The Medi-Notice contain parallel texts from information leaflets for medications and pharmaceutical products made public by the Swiss Agency for Therapeutic Products (Swissmedic).
The corpus is divided into two main subcorpora: Specialist Information (fi) and Patient Information (pi).
According to Swiss law, patient leaflets must be written in German, French and Italian, whereas the information for healthcare professionals is required only in German and French. Thus, the Medi-Notice corpus contains German and French parallel texts in the professional subsection, while the patient subsection is trilingual.

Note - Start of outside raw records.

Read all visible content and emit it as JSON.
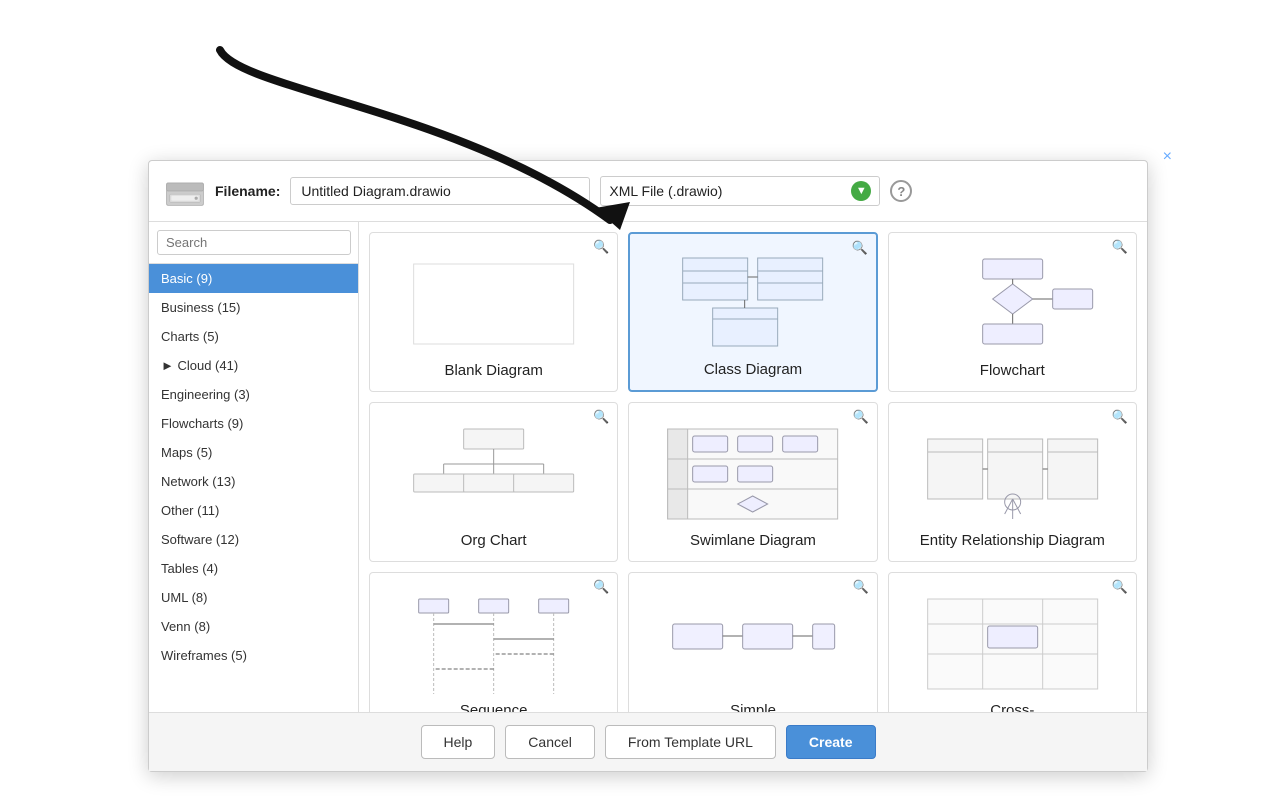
{
  "header": {
    "filename_label": "Filename:",
    "filename_value": "Untitled Diagram.drawio",
    "filetype_value": "XML File (.drawio)",
    "help_text": "?",
    "close_text": "×"
  },
  "search": {
    "placeholder": "Search",
    "icon": "🔍"
  },
  "sidebar": {
    "items": [
      {
        "label": "Basic (9)",
        "active": true
      },
      {
        "label": "Business (15)",
        "active": false
      },
      {
        "label": "Charts (5)",
        "active": false
      },
      {
        "label": "► Cloud (41)",
        "active": false
      },
      {
        "label": "Engineering (3)",
        "active": false
      },
      {
        "label": "Flowcharts (9)",
        "active": false
      },
      {
        "label": "Maps (5)",
        "active": false
      },
      {
        "label": "Network (13)",
        "active": false
      },
      {
        "label": "Other (11)",
        "active": false
      },
      {
        "label": "Software (12)",
        "active": false
      },
      {
        "label": "Tables (4)",
        "active": false
      },
      {
        "label": "UML (8)",
        "active": false
      },
      {
        "label": "Venn (8)",
        "active": false
      },
      {
        "label": "Wireframes (5)",
        "active": false
      }
    ]
  },
  "templates": [
    {
      "id": "blank",
      "label": "Blank\nDiagram",
      "selected": false,
      "preview_type": "blank"
    },
    {
      "id": "class",
      "label": "Class\nDiagram",
      "selected": true,
      "preview_type": "class"
    },
    {
      "id": "flowchart",
      "label": "Flowchart",
      "selected": false,
      "preview_type": "flowchart"
    },
    {
      "id": "orgchart",
      "label": "Org Chart",
      "selected": false,
      "preview_type": "orgchart"
    },
    {
      "id": "swimlane",
      "label": "Swimlane\nDiagram",
      "selected": false,
      "preview_type": "swimlane"
    },
    {
      "id": "erd",
      "label": "Entity\nRelationship\nDiagram",
      "selected": false,
      "preview_type": "erd"
    },
    {
      "id": "sequence",
      "label": "Sequence",
      "selected": false,
      "preview_type": "sequence"
    },
    {
      "id": "simple",
      "label": "Simple",
      "selected": false,
      "preview_type": "simple"
    },
    {
      "id": "cross",
      "label": "Cross-",
      "selected": false,
      "preview_type": "cross"
    }
  ],
  "footer": {
    "help_label": "Help",
    "cancel_label": "Cancel",
    "template_url_label": "From Template URL",
    "create_label": "Create"
  }
}
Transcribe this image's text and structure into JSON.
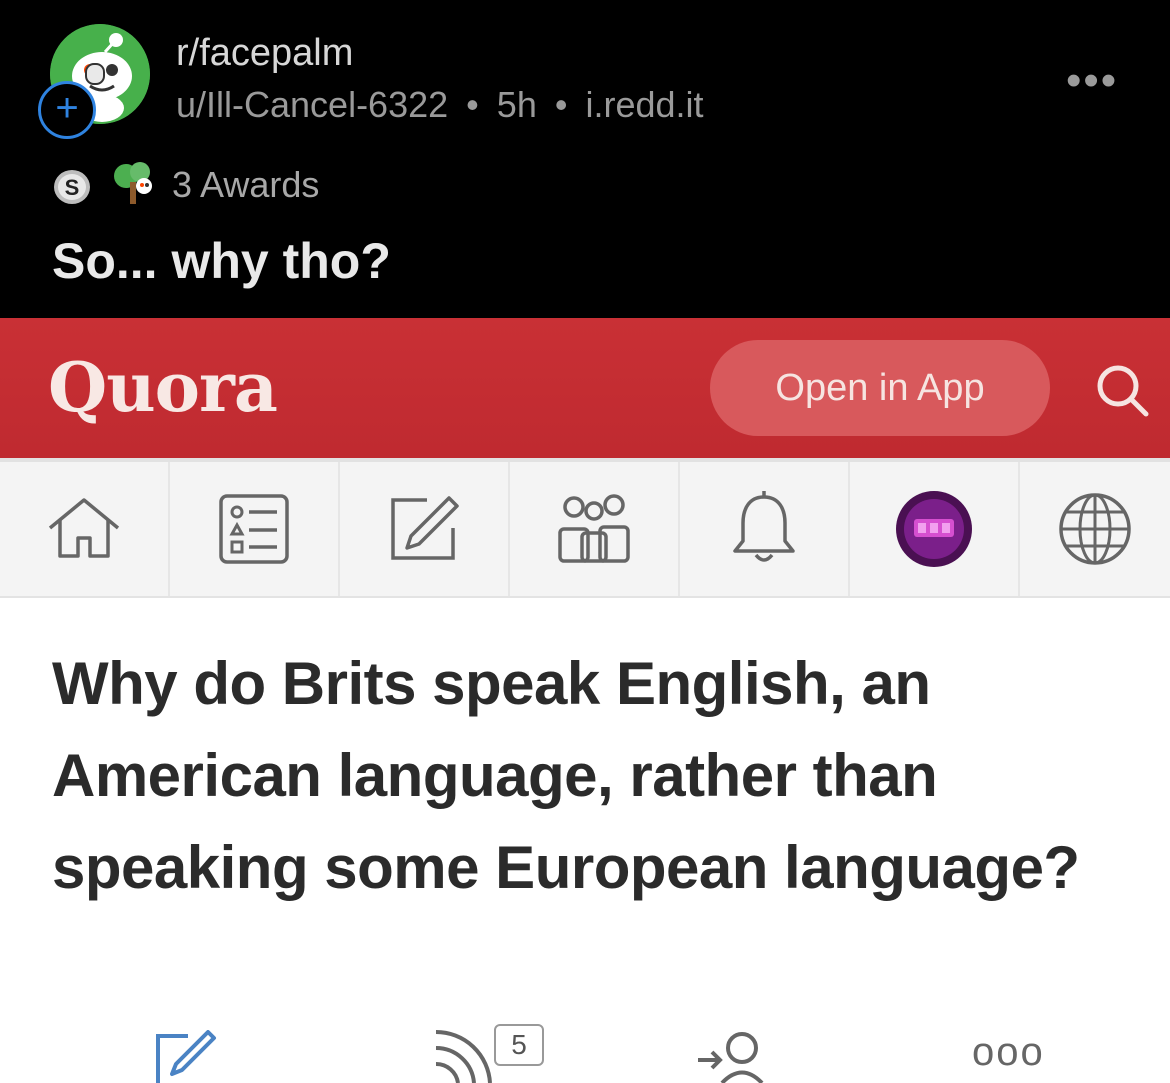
{
  "post": {
    "subreddit": "r/facepalm",
    "author": "u/Ill-Cancel-6322",
    "age": "5h",
    "domain": "i.redd.it",
    "separator": "•",
    "more": "•••",
    "join": "+",
    "awards_text": "3 Awards",
    "title": "So... why tho?"
  },
  "quora": {
    "logo": "Quora",
    "open_in_app": "Open in App",
    "nav_items": [
      "home-icon",
      "answer-list-icon",
      "write-icon",
      "spaces-icon",
      "notifications-icon",
      "profile-avatar",
      "language-globe-icon"
    ],
    "question": "Why do Brits speak English, an American language, rather than speaking some European language?",
    "action_counts": {
      "follow_count": "5"
    },
    "more_actions": "ooo"
  },
  "colors": {
    "quora_red": "#c93035",
    "reddit_blue": "#2f83e0",
    "avatar_green": "#47b04b"
  }
}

lang | tokens | types | lemmas | sents | texts |
---|---|---|---|---|---|
de | 15768958 | 197395 | 85922 | 1054570 | 4297 |
fr | 19906745 | 105851 | 21746 | 1059147 | 4297 |
Total | 35675703 | 303246 | 107668 | 2113717 | 8594 |
The corpus has been aligned on the document and sentence level.
lang | tokens | types | lemmas | sents | texts |
---|---|---|---|---|---|
de | 7070918 | 68516 | 38460 | 449149 | 4543 |
fr | 8366384 | 47480 | 16702 | 450625 | 4543 |
it | 7794849 | 51949 | 39409 | 444544 | 4539 |
Total | 23232151 | 167945 | 94571 | 1344318 | 13625 |
The corpus has been aligned on the document and sentence level.